According to the Ross University School of Medicine, logical reasoning required in studying math is a big part of clinical reasoning. The ability to manipulate numbers in factions, ratios, powers of 10 and logarithms is required in medicine. The university also asserts that you will need probability, graphs and algebra, as well as the ability to convert units of measure.

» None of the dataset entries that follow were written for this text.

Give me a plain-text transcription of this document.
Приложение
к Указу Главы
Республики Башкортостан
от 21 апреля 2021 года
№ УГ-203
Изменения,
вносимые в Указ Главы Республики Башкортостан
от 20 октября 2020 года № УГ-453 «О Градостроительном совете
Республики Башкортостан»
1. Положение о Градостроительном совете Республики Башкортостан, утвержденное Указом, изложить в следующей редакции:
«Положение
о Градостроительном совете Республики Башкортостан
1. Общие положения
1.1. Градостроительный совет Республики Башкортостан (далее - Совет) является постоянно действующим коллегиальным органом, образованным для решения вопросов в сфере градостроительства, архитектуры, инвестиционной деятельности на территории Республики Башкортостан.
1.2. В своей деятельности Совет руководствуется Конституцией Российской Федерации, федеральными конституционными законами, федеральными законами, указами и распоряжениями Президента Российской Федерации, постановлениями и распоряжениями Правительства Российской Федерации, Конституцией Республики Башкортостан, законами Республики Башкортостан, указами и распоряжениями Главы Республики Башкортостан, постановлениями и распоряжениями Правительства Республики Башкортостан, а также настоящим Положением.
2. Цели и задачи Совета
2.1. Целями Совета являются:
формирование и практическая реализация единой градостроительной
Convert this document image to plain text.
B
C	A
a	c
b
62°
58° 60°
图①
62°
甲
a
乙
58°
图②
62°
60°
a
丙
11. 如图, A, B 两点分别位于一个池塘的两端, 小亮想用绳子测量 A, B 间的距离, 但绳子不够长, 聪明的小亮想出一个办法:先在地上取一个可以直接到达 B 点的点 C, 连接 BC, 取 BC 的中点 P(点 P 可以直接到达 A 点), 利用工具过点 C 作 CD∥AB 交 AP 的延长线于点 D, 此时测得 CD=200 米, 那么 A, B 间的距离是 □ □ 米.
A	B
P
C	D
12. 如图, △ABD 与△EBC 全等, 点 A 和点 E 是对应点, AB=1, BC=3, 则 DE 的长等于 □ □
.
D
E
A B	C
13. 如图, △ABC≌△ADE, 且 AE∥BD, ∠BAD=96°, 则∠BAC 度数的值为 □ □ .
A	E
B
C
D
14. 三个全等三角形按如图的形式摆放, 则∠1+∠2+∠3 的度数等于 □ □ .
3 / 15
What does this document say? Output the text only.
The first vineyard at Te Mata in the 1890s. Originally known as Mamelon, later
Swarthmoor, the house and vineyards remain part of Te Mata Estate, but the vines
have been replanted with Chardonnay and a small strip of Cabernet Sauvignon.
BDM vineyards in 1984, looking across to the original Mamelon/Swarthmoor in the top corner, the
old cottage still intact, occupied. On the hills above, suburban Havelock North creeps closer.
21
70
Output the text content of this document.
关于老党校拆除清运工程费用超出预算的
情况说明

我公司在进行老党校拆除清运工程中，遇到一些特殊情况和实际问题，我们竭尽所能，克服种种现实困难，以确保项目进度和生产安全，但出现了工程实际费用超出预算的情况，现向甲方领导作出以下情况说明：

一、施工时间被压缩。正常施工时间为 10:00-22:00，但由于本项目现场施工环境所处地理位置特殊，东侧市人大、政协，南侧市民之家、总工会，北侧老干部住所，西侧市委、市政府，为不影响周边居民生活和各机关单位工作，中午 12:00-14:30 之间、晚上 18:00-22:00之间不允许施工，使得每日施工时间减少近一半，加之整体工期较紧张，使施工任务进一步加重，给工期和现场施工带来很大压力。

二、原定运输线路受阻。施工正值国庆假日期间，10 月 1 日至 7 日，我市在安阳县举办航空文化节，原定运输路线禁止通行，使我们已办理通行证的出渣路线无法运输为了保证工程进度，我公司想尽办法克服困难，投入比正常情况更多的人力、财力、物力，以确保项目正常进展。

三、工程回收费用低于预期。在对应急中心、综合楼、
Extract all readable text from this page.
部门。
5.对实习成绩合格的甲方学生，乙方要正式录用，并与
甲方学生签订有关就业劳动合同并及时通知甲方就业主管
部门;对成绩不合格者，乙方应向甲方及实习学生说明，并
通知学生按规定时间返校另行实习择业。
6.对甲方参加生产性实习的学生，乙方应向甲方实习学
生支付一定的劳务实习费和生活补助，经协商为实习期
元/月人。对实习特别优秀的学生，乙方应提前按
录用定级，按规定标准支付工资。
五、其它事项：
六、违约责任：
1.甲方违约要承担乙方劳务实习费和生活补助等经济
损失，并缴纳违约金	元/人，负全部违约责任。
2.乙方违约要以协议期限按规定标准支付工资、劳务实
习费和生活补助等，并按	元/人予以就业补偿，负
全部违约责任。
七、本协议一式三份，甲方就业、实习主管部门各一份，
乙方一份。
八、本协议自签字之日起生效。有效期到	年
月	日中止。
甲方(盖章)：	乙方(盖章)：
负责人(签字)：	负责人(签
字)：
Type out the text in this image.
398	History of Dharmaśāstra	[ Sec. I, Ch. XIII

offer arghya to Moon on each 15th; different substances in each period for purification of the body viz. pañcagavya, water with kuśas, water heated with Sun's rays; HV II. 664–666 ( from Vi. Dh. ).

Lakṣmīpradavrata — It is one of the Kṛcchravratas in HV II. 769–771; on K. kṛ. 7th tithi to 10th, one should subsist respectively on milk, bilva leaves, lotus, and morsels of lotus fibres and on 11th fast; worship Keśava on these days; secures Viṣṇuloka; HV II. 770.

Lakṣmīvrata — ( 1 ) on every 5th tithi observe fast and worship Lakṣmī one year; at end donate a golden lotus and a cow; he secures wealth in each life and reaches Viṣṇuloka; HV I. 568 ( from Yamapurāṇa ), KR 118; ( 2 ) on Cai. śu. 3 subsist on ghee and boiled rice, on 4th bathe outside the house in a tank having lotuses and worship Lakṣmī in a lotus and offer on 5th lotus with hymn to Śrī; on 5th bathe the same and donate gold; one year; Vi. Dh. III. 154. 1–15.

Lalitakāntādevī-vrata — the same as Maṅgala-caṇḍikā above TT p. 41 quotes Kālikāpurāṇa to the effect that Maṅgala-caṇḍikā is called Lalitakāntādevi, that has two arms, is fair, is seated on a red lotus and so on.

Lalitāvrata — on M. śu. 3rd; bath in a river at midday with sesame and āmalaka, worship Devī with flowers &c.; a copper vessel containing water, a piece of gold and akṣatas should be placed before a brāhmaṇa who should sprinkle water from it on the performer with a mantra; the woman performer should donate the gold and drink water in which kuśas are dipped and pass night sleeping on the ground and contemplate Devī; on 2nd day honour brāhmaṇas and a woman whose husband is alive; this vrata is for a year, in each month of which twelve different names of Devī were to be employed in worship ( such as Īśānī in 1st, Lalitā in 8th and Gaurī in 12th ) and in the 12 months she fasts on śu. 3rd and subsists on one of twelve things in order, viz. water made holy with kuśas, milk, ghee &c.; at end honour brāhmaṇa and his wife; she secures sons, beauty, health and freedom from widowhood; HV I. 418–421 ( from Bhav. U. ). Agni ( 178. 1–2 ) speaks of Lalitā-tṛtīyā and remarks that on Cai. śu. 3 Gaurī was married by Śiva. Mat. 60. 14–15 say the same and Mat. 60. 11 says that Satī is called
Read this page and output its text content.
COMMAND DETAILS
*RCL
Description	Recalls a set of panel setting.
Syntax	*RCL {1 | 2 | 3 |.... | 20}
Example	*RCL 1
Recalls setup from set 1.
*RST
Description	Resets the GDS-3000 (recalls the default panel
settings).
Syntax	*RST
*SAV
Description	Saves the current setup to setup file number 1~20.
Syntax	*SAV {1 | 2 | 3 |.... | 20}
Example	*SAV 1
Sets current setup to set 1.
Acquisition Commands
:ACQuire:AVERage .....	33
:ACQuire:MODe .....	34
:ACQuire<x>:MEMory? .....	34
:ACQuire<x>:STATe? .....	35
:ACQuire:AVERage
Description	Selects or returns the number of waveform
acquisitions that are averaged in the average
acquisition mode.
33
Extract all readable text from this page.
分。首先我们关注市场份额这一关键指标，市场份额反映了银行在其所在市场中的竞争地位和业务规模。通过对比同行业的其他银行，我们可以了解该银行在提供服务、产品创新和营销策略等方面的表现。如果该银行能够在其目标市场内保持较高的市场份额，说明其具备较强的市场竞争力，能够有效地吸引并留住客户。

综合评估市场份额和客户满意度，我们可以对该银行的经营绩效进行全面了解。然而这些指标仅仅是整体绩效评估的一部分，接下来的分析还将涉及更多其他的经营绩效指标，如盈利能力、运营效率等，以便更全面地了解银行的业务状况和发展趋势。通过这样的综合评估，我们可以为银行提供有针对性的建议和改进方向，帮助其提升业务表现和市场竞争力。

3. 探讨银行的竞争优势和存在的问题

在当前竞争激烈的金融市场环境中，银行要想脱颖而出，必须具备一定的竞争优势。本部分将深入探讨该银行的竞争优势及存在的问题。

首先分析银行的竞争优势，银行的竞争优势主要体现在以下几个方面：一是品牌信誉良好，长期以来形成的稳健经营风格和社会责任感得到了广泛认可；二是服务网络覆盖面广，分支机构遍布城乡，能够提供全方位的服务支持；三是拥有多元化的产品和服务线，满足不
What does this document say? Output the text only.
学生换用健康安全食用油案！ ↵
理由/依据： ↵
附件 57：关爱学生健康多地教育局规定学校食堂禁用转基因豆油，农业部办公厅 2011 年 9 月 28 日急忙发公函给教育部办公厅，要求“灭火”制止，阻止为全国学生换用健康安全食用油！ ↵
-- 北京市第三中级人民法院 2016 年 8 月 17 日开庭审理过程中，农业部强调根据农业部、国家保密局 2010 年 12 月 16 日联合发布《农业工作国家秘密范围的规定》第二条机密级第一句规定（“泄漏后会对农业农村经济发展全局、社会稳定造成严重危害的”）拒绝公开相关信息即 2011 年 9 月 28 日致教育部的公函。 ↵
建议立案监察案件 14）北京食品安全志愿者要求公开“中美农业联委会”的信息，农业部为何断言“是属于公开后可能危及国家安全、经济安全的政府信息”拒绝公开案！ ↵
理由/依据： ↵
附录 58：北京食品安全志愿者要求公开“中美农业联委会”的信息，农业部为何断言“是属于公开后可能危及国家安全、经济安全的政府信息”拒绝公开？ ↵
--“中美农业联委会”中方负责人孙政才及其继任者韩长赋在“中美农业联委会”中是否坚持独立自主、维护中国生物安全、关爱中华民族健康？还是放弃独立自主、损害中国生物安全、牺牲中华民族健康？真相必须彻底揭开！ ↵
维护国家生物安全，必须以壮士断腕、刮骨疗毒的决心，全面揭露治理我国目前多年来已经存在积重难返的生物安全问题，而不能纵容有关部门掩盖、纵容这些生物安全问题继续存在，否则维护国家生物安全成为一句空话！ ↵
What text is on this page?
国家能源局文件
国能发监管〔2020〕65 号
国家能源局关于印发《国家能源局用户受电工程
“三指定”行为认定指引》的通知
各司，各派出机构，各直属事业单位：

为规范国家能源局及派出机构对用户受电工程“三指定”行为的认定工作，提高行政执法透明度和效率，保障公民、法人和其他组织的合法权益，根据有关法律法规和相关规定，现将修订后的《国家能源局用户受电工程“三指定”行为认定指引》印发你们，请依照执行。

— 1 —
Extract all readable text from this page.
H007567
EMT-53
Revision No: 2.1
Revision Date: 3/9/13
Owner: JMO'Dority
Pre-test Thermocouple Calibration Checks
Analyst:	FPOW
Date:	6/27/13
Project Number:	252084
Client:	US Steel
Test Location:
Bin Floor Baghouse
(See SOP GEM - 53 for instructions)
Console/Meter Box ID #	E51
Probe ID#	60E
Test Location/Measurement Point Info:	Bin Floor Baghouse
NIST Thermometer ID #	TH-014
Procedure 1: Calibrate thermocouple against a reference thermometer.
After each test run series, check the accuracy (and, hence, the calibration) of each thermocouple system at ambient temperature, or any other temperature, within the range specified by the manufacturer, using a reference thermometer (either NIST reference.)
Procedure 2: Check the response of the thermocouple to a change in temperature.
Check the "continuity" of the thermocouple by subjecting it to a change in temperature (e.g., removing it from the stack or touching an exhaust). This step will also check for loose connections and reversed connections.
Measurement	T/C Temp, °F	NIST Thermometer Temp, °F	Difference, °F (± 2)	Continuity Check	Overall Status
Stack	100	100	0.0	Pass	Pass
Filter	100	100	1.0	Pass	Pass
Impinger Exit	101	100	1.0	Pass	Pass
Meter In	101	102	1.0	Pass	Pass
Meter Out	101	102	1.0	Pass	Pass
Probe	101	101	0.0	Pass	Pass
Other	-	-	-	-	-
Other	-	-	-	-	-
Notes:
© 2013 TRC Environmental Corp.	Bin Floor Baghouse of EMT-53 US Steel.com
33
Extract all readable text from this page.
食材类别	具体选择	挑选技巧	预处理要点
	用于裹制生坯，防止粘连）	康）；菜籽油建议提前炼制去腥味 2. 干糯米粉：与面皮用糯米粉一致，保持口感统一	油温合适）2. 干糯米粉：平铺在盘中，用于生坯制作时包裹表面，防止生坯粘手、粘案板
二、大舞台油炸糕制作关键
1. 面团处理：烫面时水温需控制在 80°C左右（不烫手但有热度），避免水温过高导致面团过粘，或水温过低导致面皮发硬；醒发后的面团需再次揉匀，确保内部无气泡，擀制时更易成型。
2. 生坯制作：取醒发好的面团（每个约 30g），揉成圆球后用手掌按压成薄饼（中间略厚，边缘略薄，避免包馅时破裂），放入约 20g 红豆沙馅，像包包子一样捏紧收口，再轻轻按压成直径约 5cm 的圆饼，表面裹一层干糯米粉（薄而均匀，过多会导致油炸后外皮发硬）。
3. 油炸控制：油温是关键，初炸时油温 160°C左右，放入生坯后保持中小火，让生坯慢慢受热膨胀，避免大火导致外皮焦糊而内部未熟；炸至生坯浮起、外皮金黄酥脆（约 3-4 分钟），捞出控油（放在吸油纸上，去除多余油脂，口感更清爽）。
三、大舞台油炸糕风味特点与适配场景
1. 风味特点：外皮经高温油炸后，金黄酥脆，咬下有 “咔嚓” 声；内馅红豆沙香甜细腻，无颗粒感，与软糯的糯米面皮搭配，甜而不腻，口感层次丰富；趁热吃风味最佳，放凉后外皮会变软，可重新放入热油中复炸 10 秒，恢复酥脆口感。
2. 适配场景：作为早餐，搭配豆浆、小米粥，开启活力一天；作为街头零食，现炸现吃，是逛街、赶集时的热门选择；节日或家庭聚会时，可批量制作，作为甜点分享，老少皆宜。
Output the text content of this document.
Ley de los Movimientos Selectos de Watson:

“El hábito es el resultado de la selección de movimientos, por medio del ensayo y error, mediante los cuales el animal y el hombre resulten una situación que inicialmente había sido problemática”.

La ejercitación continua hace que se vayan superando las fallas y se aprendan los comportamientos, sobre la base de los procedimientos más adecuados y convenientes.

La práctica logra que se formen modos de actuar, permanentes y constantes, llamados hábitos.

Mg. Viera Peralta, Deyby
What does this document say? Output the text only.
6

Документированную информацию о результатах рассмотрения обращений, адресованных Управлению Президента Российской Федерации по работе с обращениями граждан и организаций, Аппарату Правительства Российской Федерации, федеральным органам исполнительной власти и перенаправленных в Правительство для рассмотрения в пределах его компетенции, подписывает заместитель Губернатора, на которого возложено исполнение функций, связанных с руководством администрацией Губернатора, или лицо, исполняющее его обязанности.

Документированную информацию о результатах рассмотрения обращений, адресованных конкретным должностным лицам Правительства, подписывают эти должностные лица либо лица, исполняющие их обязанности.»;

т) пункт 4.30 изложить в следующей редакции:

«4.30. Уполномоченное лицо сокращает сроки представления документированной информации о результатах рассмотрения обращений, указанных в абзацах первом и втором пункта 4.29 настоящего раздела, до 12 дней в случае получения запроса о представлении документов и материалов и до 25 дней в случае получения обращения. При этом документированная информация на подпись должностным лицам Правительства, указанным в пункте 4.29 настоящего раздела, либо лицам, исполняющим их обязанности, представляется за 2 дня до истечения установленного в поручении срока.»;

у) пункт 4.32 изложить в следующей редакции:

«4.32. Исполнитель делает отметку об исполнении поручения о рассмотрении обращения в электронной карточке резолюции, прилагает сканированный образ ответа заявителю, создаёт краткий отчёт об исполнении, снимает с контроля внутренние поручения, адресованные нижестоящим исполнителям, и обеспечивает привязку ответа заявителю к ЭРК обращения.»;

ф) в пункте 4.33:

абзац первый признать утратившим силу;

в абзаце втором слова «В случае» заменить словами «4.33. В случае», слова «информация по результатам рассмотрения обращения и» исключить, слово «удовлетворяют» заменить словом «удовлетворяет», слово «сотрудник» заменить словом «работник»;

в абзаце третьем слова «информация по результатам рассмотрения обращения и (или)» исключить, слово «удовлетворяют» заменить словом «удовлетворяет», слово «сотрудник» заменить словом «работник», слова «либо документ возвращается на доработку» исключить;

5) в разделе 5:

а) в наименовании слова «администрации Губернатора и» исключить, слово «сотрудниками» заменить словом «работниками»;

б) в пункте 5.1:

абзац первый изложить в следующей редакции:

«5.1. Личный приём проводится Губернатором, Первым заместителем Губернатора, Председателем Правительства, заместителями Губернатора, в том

The MCAT is not math-intensive, but you will need to know basics such as algebra II, percentages, square roots, ratio, metric conversions, logs, estimates proportion, exponents, vector addition and subtraction as well as trigonometry. According to the Preview Guide to the MCAT 2015, there will be an emphasis on statistical skills as applied to natural, behavioral and social sciences. You will have to analyze and use measures of central tendency, along with measures of dispersion to describe data. You must be able to make predictions and use mathematical reasoning along with scientific reasoning to draw conclusions. A statistics class, in addition to algebra and trigonometry may help you pass the MCAT.

Calculus and Statistics

For competitive schools, such as Harvard, one year of calculus is the minimum math requirement. Many schools will accept Advanced Placement credits from taking AP Calculus in high school and passing the AP test to satisfy this requirement. Schools such as Johns Hopkins will accept one year of either calculus or statistics, while others require a year of both classes. It’s always best to check the minimum math requirements of the medical school you would like to attend.

Being Competitive

All medical schools require you to excel in a heavy load of science classes, including physics and chemistry. In order to get into these classes, a certain amount of math is required, usually algebra II, trigonometry and calculus. Most medical schools receive many applications, so in order to be competitive, it is wise to satisfy criteria for a number of schools and perform well in math, science and all of your general education undergraduate classes, including liberal arts, humanities and behavioral sciences.